‘Firms attracted by our service’
SERVICE LEVELS offered by the Crown Dependencies are attracting bond issuers that might once have gone to Luxembourg or Ireland.
The International Stock Exchange, which has offices in Guernsey, Jersey and the Isle of Man, has seen much of its current growth from the listing of high-yield bonds that find new European regulations cumbersome. Last year, TISE saw a 44% increase in listings.
It’s now estimated that 85-90% of all new high-yield bonds issued come to TISE rather than EU centres. That initially caused negative comments from those centres, but the Association of Financial Markets in Europe found that the quality of service was comparable and the standards high.
‘Many of the companies are private but are listed and so have that visibility. They are not coming to the islands to hide or avoid scrutiny,’ said the exchange’s Guernsey-based head of communications, Mark Oliphant. ‘They are coming for the service.’

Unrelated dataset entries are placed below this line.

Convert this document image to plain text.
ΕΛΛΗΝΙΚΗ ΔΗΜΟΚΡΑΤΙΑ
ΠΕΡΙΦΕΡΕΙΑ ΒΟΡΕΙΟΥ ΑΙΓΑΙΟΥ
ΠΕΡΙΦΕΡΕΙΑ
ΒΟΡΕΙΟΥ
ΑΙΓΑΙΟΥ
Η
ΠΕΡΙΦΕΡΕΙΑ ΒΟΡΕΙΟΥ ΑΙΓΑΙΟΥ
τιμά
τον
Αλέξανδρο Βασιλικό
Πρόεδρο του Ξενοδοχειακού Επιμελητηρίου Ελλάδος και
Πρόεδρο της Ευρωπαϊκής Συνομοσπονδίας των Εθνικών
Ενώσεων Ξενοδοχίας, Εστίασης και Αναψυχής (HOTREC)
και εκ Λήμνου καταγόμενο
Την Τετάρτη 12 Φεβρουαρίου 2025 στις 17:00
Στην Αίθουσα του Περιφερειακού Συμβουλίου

The success in this area is evidence that regulating according to the type of investment provides flexibility in the islands, in comparison to unnecessarily onerous rules in the EU. In the second half of last year, 50 issuers of high-yield bonds chose to list on TISE, including a 1.3bn euro high-yield bond from Netflix.
Changes to the Real Estate Investment Trust regime in the UK have also produced growth in business for TISE, Mr Oliphant said. Companies investing in property in the UK have to be UK tax resident, although they can be incorporated in different jurisdictions. They also have to be listed on a recognised stock exchange, and a quarter of all UK REITs are now listed on TISE, he said.

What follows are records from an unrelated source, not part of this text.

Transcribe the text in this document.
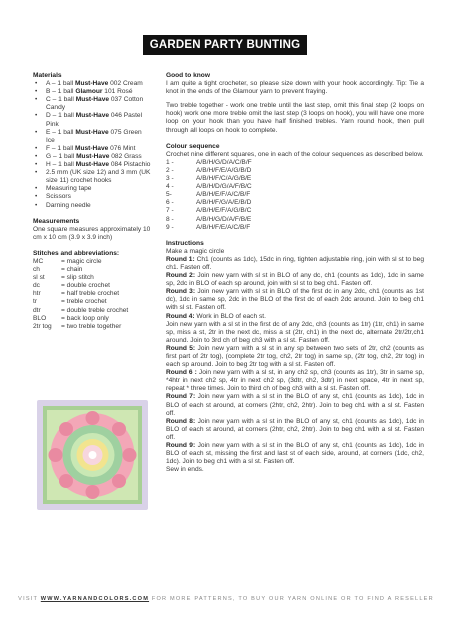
GARDEN PARTY BUNTING

Materials

• A – 1 ball Must-Have 002 Cream
• B – 1 ball Glamour 101 Rosé
• C – 1 ball Must-Have 037 Cotton Candy
• D – 1 ball Must-Have 046 Pastel Pink
• E – 1 ball Must-Have 075 Green Ice
• F – 1 ball Must-Have 076 Mint
• G – 1 ball Must-Have 082 Grass
• H – 1 ball Must-Have 084 Pistachio
• 2.5 mm (UK size 12) and 3 mm (UK size 11) crochet hooks
• Measuring tape
• Scissors
• Darning needle

Measurements

One square measures approximately 10 cm x 10 cm (3.9 x 3.9 inch)

Stitches and abbreviations:

MC	= magic circle
ch	= chain
sl st	= slip stitch
dc	= double crochet
htr	= half treble crochet
tr	= treble crochet
dtr	= double treble crochet
BLO	= back loop only
2tr tog	= two treble together

Good to know

I am quite a tight crocheter, so please size down with your hook accordingly. Tip: Tie a knot in the ends of the Glamour yarn to prevent fraying.

Two treble together - work one treble until the last step, omit this final step (2 loops on hook) work one more treble omit the last step (3 loops on hook), you will have one more loop on your hook than you have half finished trebles. Yarn round hook, then pull through all loops on hook to complete.

Colour sequence

Crochet nine different squares, one in each of the colour sequences as described below.

1 -	A/B/H/G/D/A/C/B/F
2 -	A/B/H/F/E/A/G/B/D
3 -	A/B/H/F/C/A/G/B/E
4 -	A/B/H/D/G/A/F/B/C
5-	A/B/H/E/F/A/C/B/F
6 -	A/B/H/F/G/A/E/B/D
7 -	A/B/H/E/F/A/G/B/C
8 -	A/B/H/G/D/A/F/B/E
9 -	A/B/H/F/E/A/C/B/F

Instructions

Make a magic circle

Round 1: Ch1 (counts as 1dc), 15dc in ring, tighten adjustable ring, join with sl st to beg ch1. Fasten off.

Round 2: Join new yarn with sl st in BLO of any dc, ch1 (counts as 1dc), 1dc in same sp, 2dc in BLO of each sp around, join with sl st to beg ch1. Fasten off.

Round 3: Join new yarn with sl st in BLO of the first dc in any 2dc, ch1 (counts as 1st dc), 1dc in same sp, 2dc in the BLO of the first dc of each 2dc around. Join to beg ch1 with sl st. Fasten off.

Round 4: Work in BLO of each st.
Join new yarn with a sl st in the first dc of any 2dc, ch3 (counts as 1tr) (1tr, ch1) in same sp, miss a st, 2tr in the next dc, miss a st (2tr, ch1) in the next dc, alternate 2tr/2tr,ch1 around. Join to 3rd ch of beg ch3 with a sl st. Fasten off.

Round 5: Join new yarn with a sl st in any sp between two sets of 2tr, ch2 (counts as first part of 2tr tog), (complete 2tr tog, ch2, 2tr tog) in same sp, (2tr tog, ch2, 2tr tog) in each sp around. Join to beg 2tr tog with a sl st. Fasten off.

Round 6 : Join new yarn with a sl st, in any ch2 sp, ch3 (counts as 1tr), 3tr in same sp, *4htr in next ch2 sp, 4tr in next ch2 sp, (3dtr, ch2, 3dtr) in next space, 4tr in next sp, repeat * three times. Join to third ch of beg ch3 with a sl st. Fasten off.

Round 7: Join new yarn with a sl st in the BLO of any st, ch1 (counts as 1dc), 1dc in BLO of each st around, at corners (2htr, ch2, 2htr). Join to beg ch1 with a sl st. Fasten off.

Round 8: Join new yarn with a sl st in the BLO of any st, ch1 (counts as 1dc), 1dc in BLO of each st around, at corners (2htr, ch2, 2htr). Join to beg ch1 with a sl st. Fasten off.

Round 9: Join new yarn with a sl st in the BLO of any st, ch1 (counts as 1dc), 1dc in BLO of each st, missing the first and last st of each side, around, at corners (1dc, ch2, 1dc). Join to beg ch1 with a sl st. Fasten off.
Sew in ends.

VISIT WWW.YARNANDCOLORS.COM FOR MORE PATTERNS, TO BUY OUR YARN ONLINE OR TO FIND A RESELLER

In among all this financial services activity, TISE is still keen to provide traditional stock exchange services to local and UK trading companies. Exchange officials believe that, particularly due to the uncertainty surrounding Brexit, TISE offers a more stable alternative venue for small and medium-sized businesses. Bank lending and alternative finance are also hard to come by, and raising capital on TISE could be more cost effective, they point out.